5. Monitoring & Scaling
In Azure OpenAI:
- Monitor HTTP 429 errors
- Track TPM/RPM usage
- Monitor latency and throttling patterns
If workload increases, consider:
- Increasing quota
- Using Provisioned Throughput (PTU) for predictable performance
Please refer this
Azure OpenAI On Your Data (classic) best practices (token limits counted, avoid long prompts, streaming): https://learn.microsoft.com/en-us/azure/foundry-classic/openai/concepts/use-your-data?wt.mc_id=knowledgesearch_inproduct_azure-cxp-community-insider&tabs=ai-search%2Ccopilot#setting-chunk-size-for-your-use-case
Azure OpenAI in Microsoft Foundry Models v1 API (Responses API and base URL patterns): https://learn.microsoft.com/en-us/azure/foundry/openai/api-version-lifecycle?wt.mc_id=knowledgesearch_inproduct_azure-cxp-community-insider&tabs=python#code-changes
I Hope this helps. Do let me know if you have any further queries.
If this answers your query, please do click Accept Answer and Yes for was this answer helpful.
Thank you!
-
SRILAKSHMI C 19,195 Reputation points • Microsoft External Staff • Moderator
Following up to see if the above answer was helpful. If this answers your query, please do click Accept Answer and Yes for was this answer helpful.

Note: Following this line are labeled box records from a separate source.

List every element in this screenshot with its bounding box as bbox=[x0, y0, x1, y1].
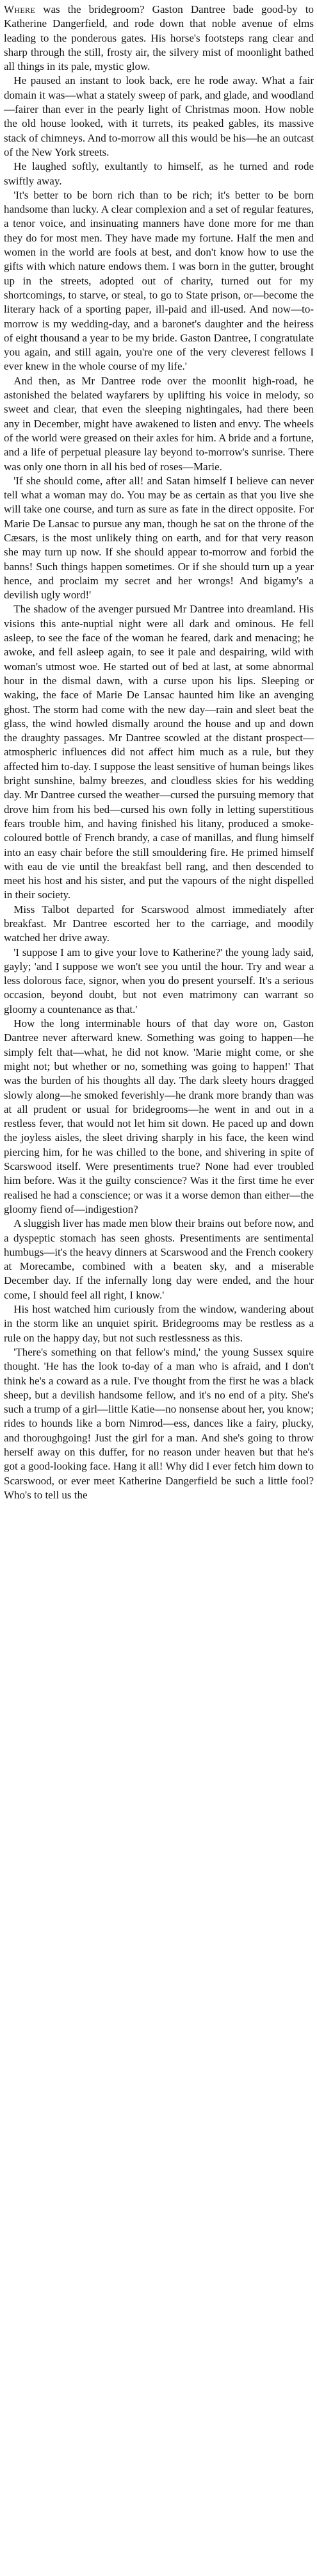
paragraph: Miss Talbot departed for Scarswood almost immediately after breakfast. Mr Dantree escorted her to the carriage, and moodily watched her drive away. bbox=[4, 903, 314, 944]
paragraph: 'I suppose I am to give your love to Katherine?' the young lady said, gayly; 'and I suppose we won't see you until the hour. Try and wear a less dolorous face, signor, when you do present yourself. It's a serious occasion, beyond doubt, but not even matrimony can warrant so gloomy a countenance as that.' bbox=[4, 946, 314, 1015]
paragraph: And then, as Mr Dantree rode over the moonlit high-road, he astonished the belated wayfarers by uplifting his voice in melody, so sweet and clear, that even the sleeping nightingales, had there been any in December, might have awakened to listen and envy. The wheels of the world were greased on their axles for him. A bride and a fortune, and a life of perpetual pleasure lay beyond to-morrow's sunrise. There was only one thorn in all his bed of roses—Marie. bbox=[4, 374, 314, 473]
paragraph: 'If she should come, after all! and Satan himself I believe can never tell what a woman may do. You may be as certain as that you live she will take one course, and turn as sure as fate in the direct opposite. For Marie De Lansac to pursue any man, though he sat on the throne of the Cæsars, is the most unlikely thing on earth, and for that very reason she may turn up now. If she should appear to-morrow and forbid the banns! Such things happen sometimes. Or if she should turn up a year hence, and proclaim my secret and her wrongs! And bigamy's a devilish ugly word!' bbox=[4, 474, 314, 602]
paragraph: 'It's better to be born rich than to be rich; it's better to be born handsome than lucky. A clear complexion and a set of regular features, a tenor voice, and insinuating manners have done more for me than they do for most men. They have made my fortune. Half the men and women in the world are fools at best, and don't know how to use the gifts with which nature endows them. I was born in the gutter, brought up in the streets, adopted out of charity, turned out for my shortcomings, to starve, or steal, to go to State prison, or—become the literary hack of a sporting paper, ill-paid and ill-used. And now—to-morrow is my wedding-day, and a baronet's daughter and the heiress of eight thousand a year to be my bride. Gaston Dantree, I congratulate you again, and still again, you're one of the very cleverest fellows I ever knew in the whole course of my life.' bbox=[4, 188, 314, 373]
paragraph-opening bbox=[4, 3, 314, 74]
opening-word: Where bbox=[4, 3, 36, 15]
paragraph: A sluggish liver has made men blow their brains out before now, and a dyspeptic stomach has seen ghosts. Presentiments are sentimental humbugs—it's the heavy dinners at Scarswood and the French cookery at Morecambe, combined with a beaten sky, and a miserable December day. If the infernally long day were ended, and the hour come, I should feel all right, I know.' bbox=[4, 1217, 314, 1301]
paragraph: His host watched him curiously from the window, wandering about in the storm like an unquiet spirit. Bridegrooms may be restless as a rule on the happy day, but not such restlessness as this. bbox=[4, 1303, 314, 1344]
paragraph: How the long interminable hours of that day wore on, Gaston Dantree never afterward knew. Something was going to happen—he simply felt that—what, he did not know. 'Marie might come, or she might not; but whether or no, something was going to happen!' That was the burden of his thoughts all day. The dark sleety hours dragged slowly along—he smoked feverishly—he drank more brandy than was at all prudent or usual for bridegrooms—he went in and out in a restless fever, that would not let him sit down. He paced up and down the joyless aisles, the sleet driving sharply in his face, the keen wind piercing him, for he was chilled to the bone, and shivering in spite of Scarswood itself. Were presentiments true? None had ever troubled him before. Was it the guilty conscience? Was it the first time he ever realised he had a conscience; or was it a worse demon than either—the gloomy fiend of—indigestion? bbox=[4, 1017, 314, 1215]
paragraph: The shadow of the avenger pursued Mr Dantree into dreamland. His visions this ante-nuptial night were all dark and ominous. He fell asleep, to see the face of the woman he feared, dark and menacing; he awoke, and fell asleep again, to see it pale and despairing, wild with woman's utmost woe. He started out of bed at last, at some abnormal hour in the dismal dawn, with a curse upon his lips. Sleeping or waking, the face of Marie De Lansac haunted him like an avenging ghost. The storm had come with the new day—rain and sleet beat the glass, the wind howled dismally around the house and up and down the draughty passages. Mr Dantree scowled at the distant prospect—atmospheric influences did not affect him much as a rule, but they affected him to-day. I suppose the least sensitive of human beings likes bright sunshine, balmy breezes, and cloudless skies for his wedding day. Mr Dantree cursed the weather—cursed the pursuing memory that drove him from his bed—cursed his own folly in letting superstitious fears trouble him, and having finished his litany, produced a smoke-coloured bottle of French brandy, a case of manillas, and flung himself into an easy chair before the still smouldering fire. He primed himself with eau de vie until the breakfast bell rang, and then descended to meet his host and his sister, and put the vapours of the night dispelled in their society. bbox=[4, 603, 314, 901]
paragraph: He paused an instant to look back, ere he rode away. What a fair domain it was—what a stately sweep of park, and glade, and woodland—fairer than ever in the pearly light of Christmas moon. How noble the old house looked, with it turrets, its peaked gables, its massive stack of chimneys. And to-morrow all this would be his—he an outcast of the New York streets. bbox=[4, 74, 314, 158]
paragraph: 'There's something on that fellow's mind,' the young Sussex squire thought. 'He has the look to-day of a man who is afraid, and I don't think he's a coward as a rule. I've thought from the first he was a black sheep, but a devilish handsome fellow, and it's no end of a pity. She's such a trump of a girl—little Katie—no nonsense about her, you know; rides to hounds like a born Nimrod—ess, dances like a fairy, plucky, and thoroughgoing! Just the girl for a man. And she's going to throw herself away on this duffer, for no reason under heaven but that he's got a good-looking face. Hang it all! Why did I ever fetch him down to Scarswood, or ever meet Katherine Dangerfield be such a little fool? Who's to tell us the bbox=[4, 1345, 314, 1501]
opening-text: was the bridegroom? Gaston Dantree bade good-by to Katherine Dangerfield, and rode down that noble avenue of elms leading to the ponderous gates. His horse's footsteps rang clear and sharp through the still, frosty air, the silvery mist of moonlight bathed all things in its pale, mystic glow. bbox=[4, 3, 314, 73]
paragraph: He laughed softly, exultantly to himself, as he turned and rode swiftly away. bbox=[4, 160, 314, 187]
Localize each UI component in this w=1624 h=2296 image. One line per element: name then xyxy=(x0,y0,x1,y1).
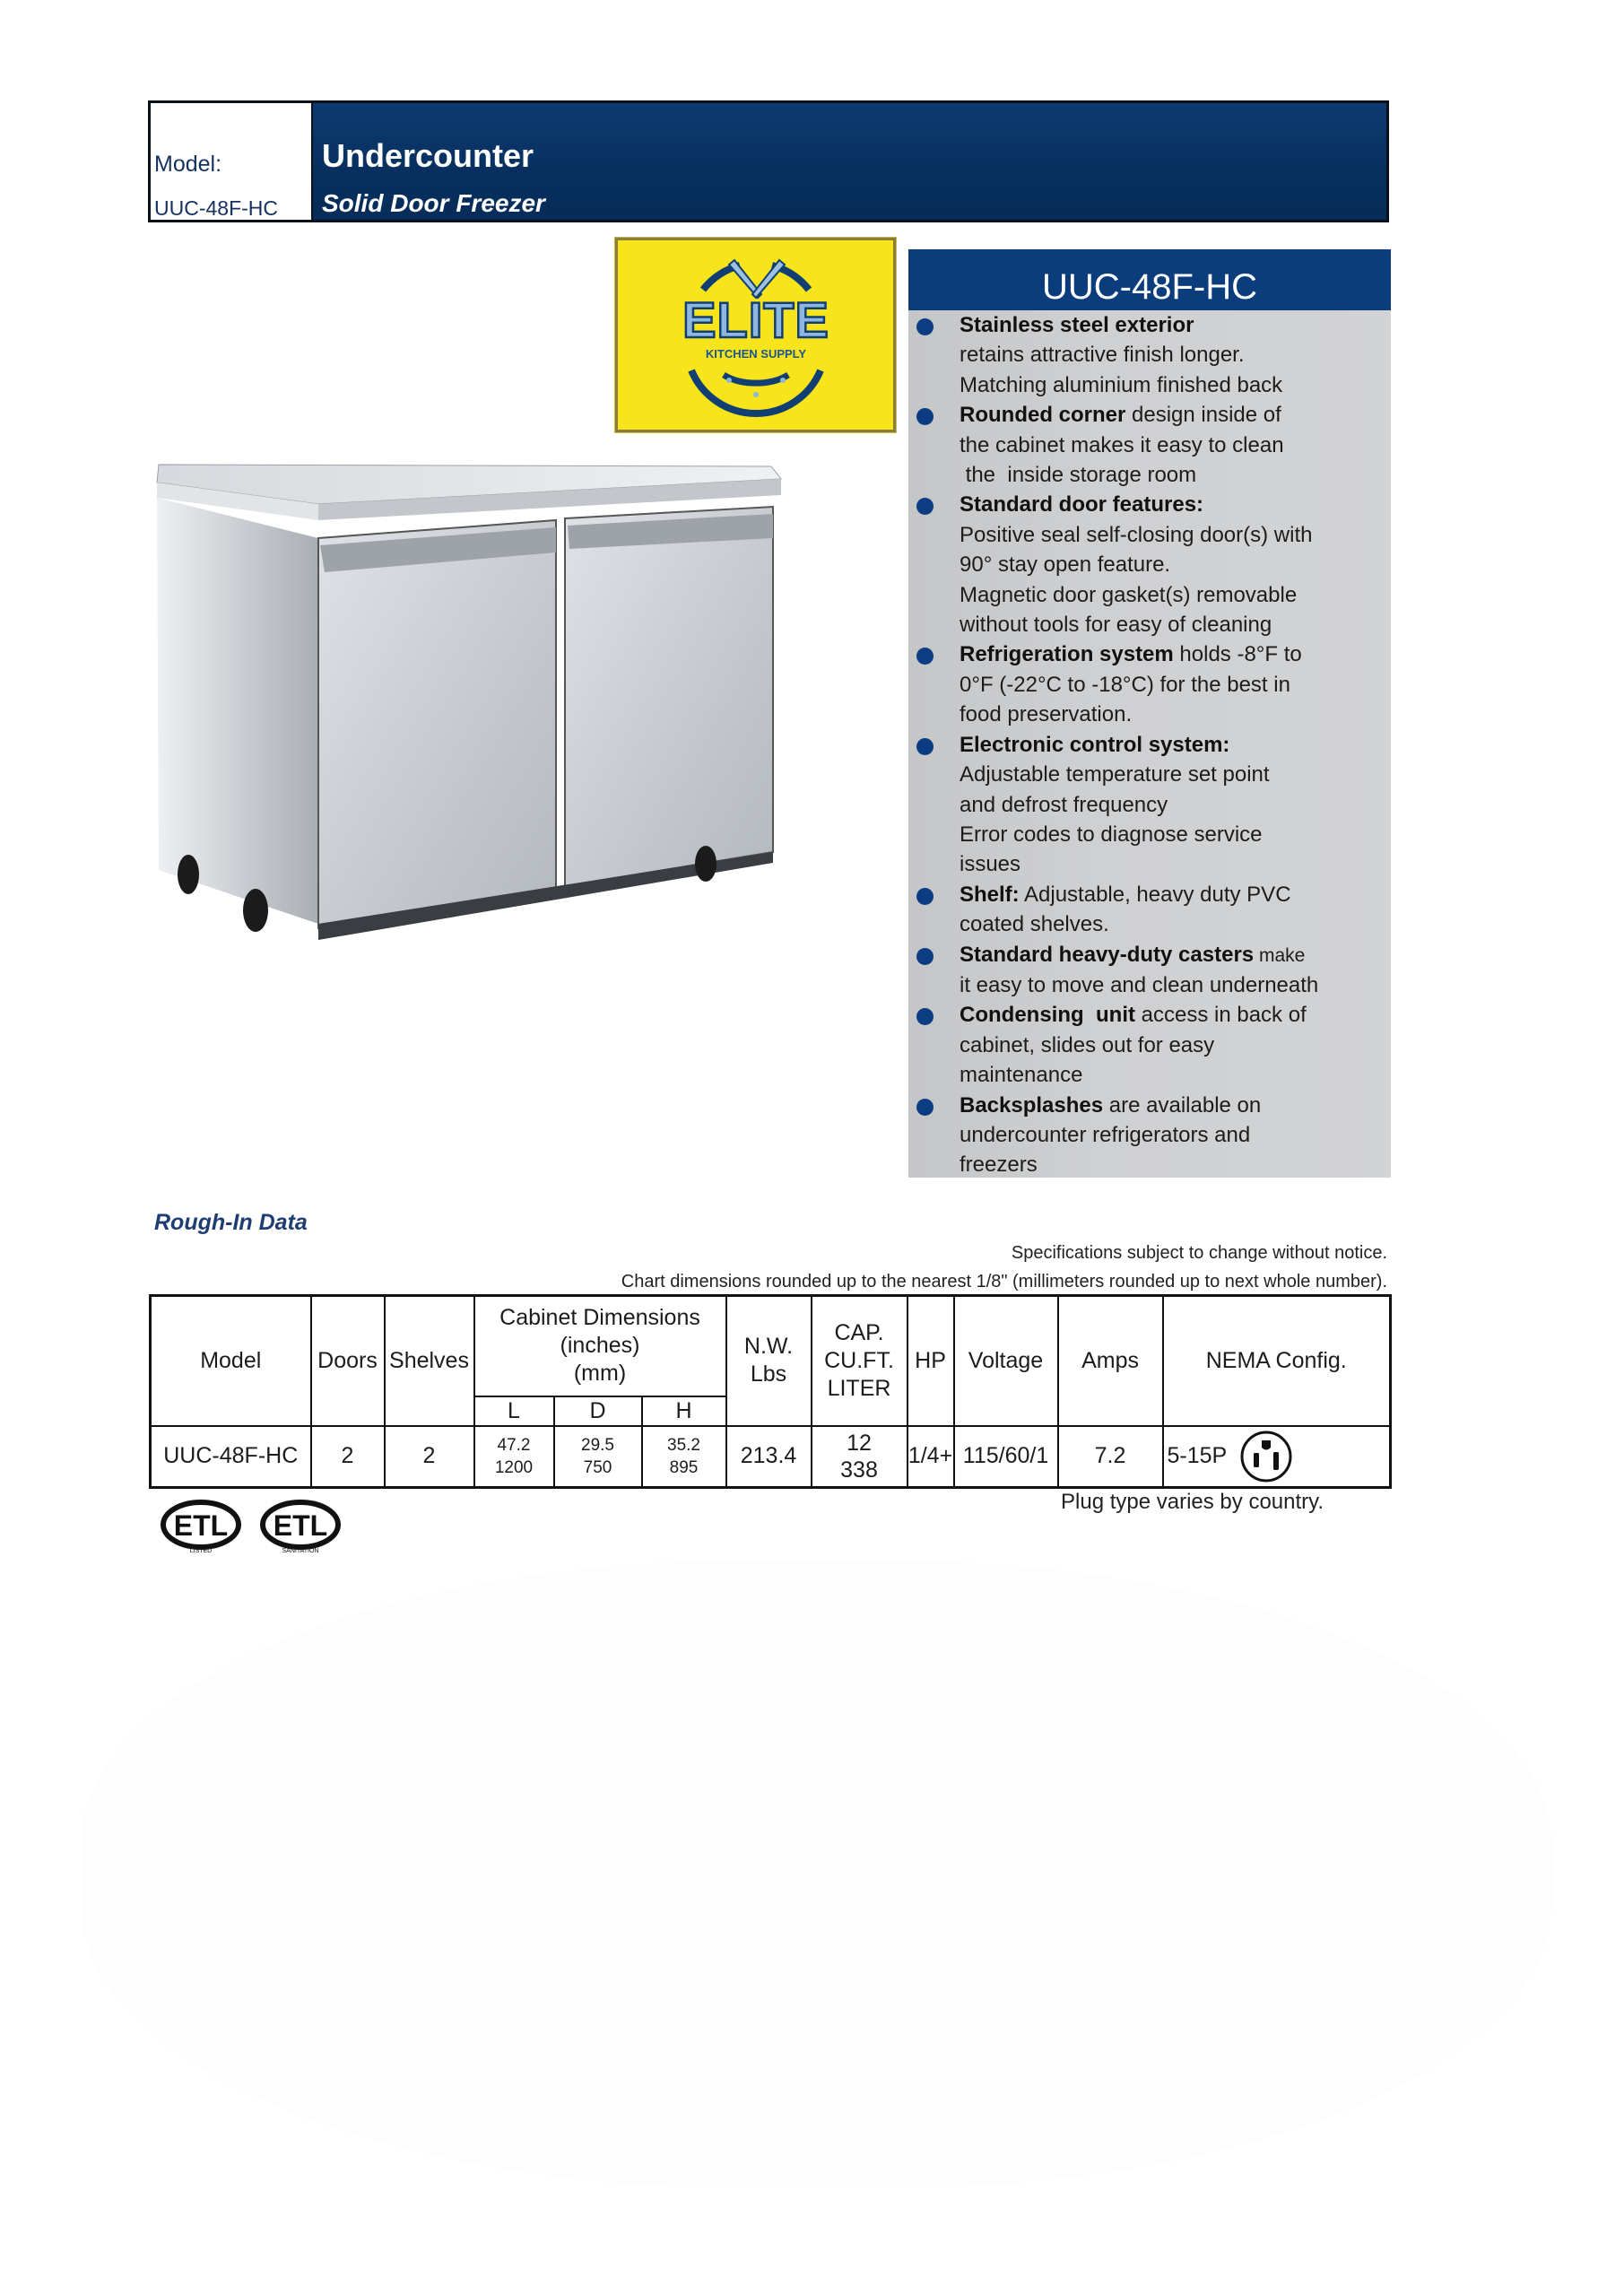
freezer-illustration-icon xyxy=(148,448,785,946)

And, if you have any further query do let us know.
Thank you!
-
SRILAKSHMI C 19,195 Reputation points • Microsoft External Staff • Moderator
Just checking in to see if you have got a chance to see my response to your question in resolving the issue.
If you are still facing any further issues, please don't hesitate to reach out to us. We are happy to assist you.
Looking forward to your response and appreciate your time on this.
If you feel that your quires have been resolved, please accept the answer by clicking the "Upvote" and "Accept Answer" on the post.
Thank you!
Sign in to comment -
Amira Bedhiafi 42,941 Reputation points • MVP • Volunteer Moderator
Hello Sathvik !
Thank you for posting on MS Learn Q&A.
A good pattern is not to send the full YouTube transcript directly from the frontend to Azure OpenAI. Treat it as an asynchronous ingestion and summarization pipeline.
For your frontend :
- user submits YouTube URL
- return a jobId immediately.
- UI polls job status or uses SignalR or WebSocket for progress
For your backend pipeline :
You need to check cache first :
- key by videoId + language + transcriptVersion/hash.
- store transcript, cleaned transcript, chunk summaries, final course module JSON
- use Azure Blob Storage / Cosmos DB / SQL for persisted results
- use Azure Cache for Redis for hot cache/job status.
Then fetch the transcript once and be careful with YouTube quota. captions.list costs 50 units and captions.download costs 200 units and requires permission to edit the video. YouTube default quota is 10K units per day and quota increases require a compliance or audit process.
https://developers.google.com/youtube/v3/docs/captions/list
https://developers.google.com/youtube/v3/docs/captions/download
https://developers.google.com/youtube/v3/guides/quota_and_compliance_audits
You can clean and reduce before LLM by removing timestamps, duplicate lines, filler words, sponsor sections and split by transcript timestamps, headings or semantic chunks. You can se token-aware chunking, for example 1K–2K tokens per chunk with small overlap.
Then summarize each chunk with a cheaper model then combine chunk summaries into a video level outline and you can generate course modules, lessons, quiz questions, learning objectives... and you can store every intermediate result so repeated requests do not reprocess the same transcript.
At the end, generate final course module from summaries not raw transcript which means only send raw chunks again when detail is needed and course creation a structured JSON output works well: modules, lessons, key concepts, activities, assessment questions.